В сарае тьма была совсем кромешной – пыльное, в разводах, окно казалось приклеенным к стене. Я зацепил плечом ящик с банками – он встревоженно зазвенел – ткнулся ногой в велосипедное колесо, вытянул из стола ящик и нашарил в нем коробок. Чиркнул наугад – перед лицом затанцевал, растягиваясь по спичке, огонек.

Я посадил огонек на фитиль свечи – вокруг фитиля тут же заблестел каплями воск – и помахал спичкой, бросил в жестяную коробку с шурупами.

По сараю потянулись оранжевые блики – заблестела каждая банка, каждая железка, и даже спицы на велосипедном колесе растопырились точно нарисованные, а между ними вспыхнул катафот. В углах засеребрилась паутина.

И даже грязное окно посветлело и отразило свечу – в глубине мутного, комочками, киселя развернулся оранжевый кружок.

Отклеился от стены и заметался по сараю большой серый мотылек, встревоженный светом – он долго кружил, проваливаясь и кувыркаясь, а потом приземлился на прежнее место, подвигал крыльями и замер.

Так тихо стало – я слышал биение собственного сердца.

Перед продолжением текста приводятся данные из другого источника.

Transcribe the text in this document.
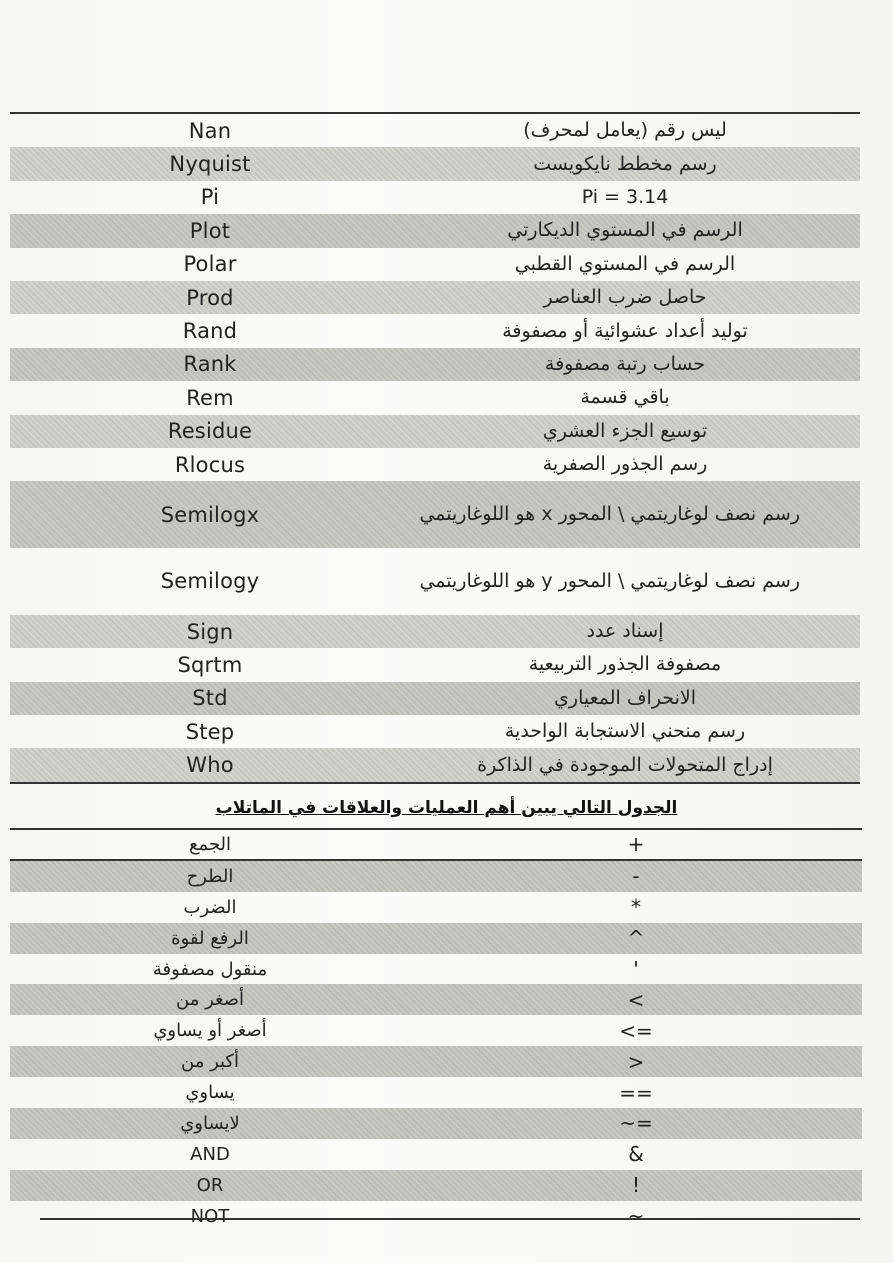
Nan	ليس رقم (يعامل لمحرف)
Nyquist	رسم مخطط نايكويست
Pi	Pi = 3.14
Plot	الرسم في المستوي الديكارتي
Polar	الرسم في المستوي القطبي
Prod	حاصل ضرب العناصر
Rand	توليد أعداد عشوائية أو مصفوفة
Rank	حساب رتبة مصفوفة
Rem	باقي قسمة
Residue	توسيع الجزء العشري
Rlocus	رسم الجذور الصفرية
Semilogx	رسم نصف لوغاريتمي \ المحور x هو اللوغاريتمي
Semilogy	رسم نصف لوغاريتمي \ المحور y هو اللوغاريتمي
Sign	إسناد عدد
Sqrtm	مصفوفة الجذور التربيعية
Std	الانحراف المعياري
Step	رسم منحني الاستجابة الواحدية
Who	إدراج المتحولات الموجودة في الذاكرة
الجدول التالي يبين أهم العمليات والعلاقات في الماتلاب
الجمع	+
الطرح	-
الضرب	*
الرفع لقوة	^
منقول مصفوفة	'
أصغر من	<
أصغر أو يساوي	<=
أكبر من	>
يساوي	==
لايساوي	~=
AND	&
OR	!
NOT	~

Пахло старыми вещами, деревом, землей. Я достал из ящика «Записную книжку рыболова», перелистал, открыл наугад и предпринял очередную попытку расшифровать хоть что-нибудь из дедовых записей.

Дед писал мелким крючковатым почерком, половину слов сокращал, все буквы были похожи друг на друга, строки наползали одна на другую, и получалась не запись, а сплошная каша – из которой можно было разве что вычленить отдельные слова, но случалось это так редко, что общий смысл оставался загадкой.

Самыми понятными были списки покупок – того столько-то, этого столько-то. Иногда мелькало мамино имя – полное или ласковое, сокращенное, но и его я скорее узнавал по первой букве – высокой, втыкающейся в верхнюю строку – нежели прочитывал.